I think of my life’s work as a celebration of all of nature, an orchestra that plays not the sounds of one musician, the music of one species, but rather an expression of all of nature’s songs.
Gregory Colbert

Colbert believes that there is a shared desire for all species to participate in one universal conversation. He sees nature as the greatest storyteller of all and himself as an apprentice to nature. His works are collaborations between humans and other animals that express the shared poetic sensibilities of all species.

Scientists can help us understand the nature world by giving us the “how.” Colbert believes it is the role of artists in all creative disciplines to try to inspire a transformational “why.” He offers a non-hierarchical vision of the natural world, one that celebrates the whole of nature’s orchestra.
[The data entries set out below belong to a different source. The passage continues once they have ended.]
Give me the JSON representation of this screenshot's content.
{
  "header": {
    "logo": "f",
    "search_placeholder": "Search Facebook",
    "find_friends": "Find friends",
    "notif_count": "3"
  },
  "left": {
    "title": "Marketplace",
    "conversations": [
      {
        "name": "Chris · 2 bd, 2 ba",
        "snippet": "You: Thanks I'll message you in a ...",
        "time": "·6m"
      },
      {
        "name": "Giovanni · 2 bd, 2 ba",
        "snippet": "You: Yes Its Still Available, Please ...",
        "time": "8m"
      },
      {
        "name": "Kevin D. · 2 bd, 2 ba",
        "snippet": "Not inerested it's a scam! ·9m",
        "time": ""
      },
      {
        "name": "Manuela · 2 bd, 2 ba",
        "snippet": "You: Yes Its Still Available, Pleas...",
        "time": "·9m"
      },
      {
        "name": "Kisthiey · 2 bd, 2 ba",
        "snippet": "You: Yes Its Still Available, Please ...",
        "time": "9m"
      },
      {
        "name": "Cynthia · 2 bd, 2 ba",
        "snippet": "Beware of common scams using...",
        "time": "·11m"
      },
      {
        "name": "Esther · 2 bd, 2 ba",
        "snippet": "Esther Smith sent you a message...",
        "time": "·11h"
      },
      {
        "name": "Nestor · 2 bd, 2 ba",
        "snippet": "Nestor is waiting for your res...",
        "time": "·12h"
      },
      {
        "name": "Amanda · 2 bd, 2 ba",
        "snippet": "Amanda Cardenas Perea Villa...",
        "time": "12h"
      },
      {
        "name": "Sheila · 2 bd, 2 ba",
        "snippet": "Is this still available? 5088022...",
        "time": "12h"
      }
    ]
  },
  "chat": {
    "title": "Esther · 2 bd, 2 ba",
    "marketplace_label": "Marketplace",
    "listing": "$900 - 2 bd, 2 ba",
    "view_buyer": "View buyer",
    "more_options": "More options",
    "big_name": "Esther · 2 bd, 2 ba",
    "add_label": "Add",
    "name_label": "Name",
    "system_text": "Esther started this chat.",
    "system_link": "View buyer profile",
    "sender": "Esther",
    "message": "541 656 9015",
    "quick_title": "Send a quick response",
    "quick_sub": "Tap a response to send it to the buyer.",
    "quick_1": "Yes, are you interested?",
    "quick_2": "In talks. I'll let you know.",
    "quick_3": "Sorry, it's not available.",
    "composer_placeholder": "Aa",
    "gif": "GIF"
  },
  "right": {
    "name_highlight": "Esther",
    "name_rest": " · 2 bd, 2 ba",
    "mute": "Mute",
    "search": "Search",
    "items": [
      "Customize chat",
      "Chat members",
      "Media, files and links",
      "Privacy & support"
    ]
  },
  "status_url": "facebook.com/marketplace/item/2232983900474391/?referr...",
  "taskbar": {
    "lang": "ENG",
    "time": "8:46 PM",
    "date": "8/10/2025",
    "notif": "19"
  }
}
Just at the moment we are burning down what remains of nature’s living library, Colbert is creating an intangible library of the wonder of the natural world that reminds us of what is being lost. He began his thirty-year project two decades ago and he continues to work with animals on every continent, making his works the most comprehensive interspecies collaboration ever created.

Roger Payne, famous for the discovery of whale song among Humpback whales, said of Colbert's work, “Gregory’s images return us to the sanity of our undeniable, unavoidable, inextricable connection to nature. And they do it with beauty, grace, lightness-of-being, strength. His images, like whale songs, are the last wild voices calling to the consciousness of terminally civilized humanity, our last contact with nature before we submerge forever in our own manufacture and lose forever the final fragments of our wild selves.”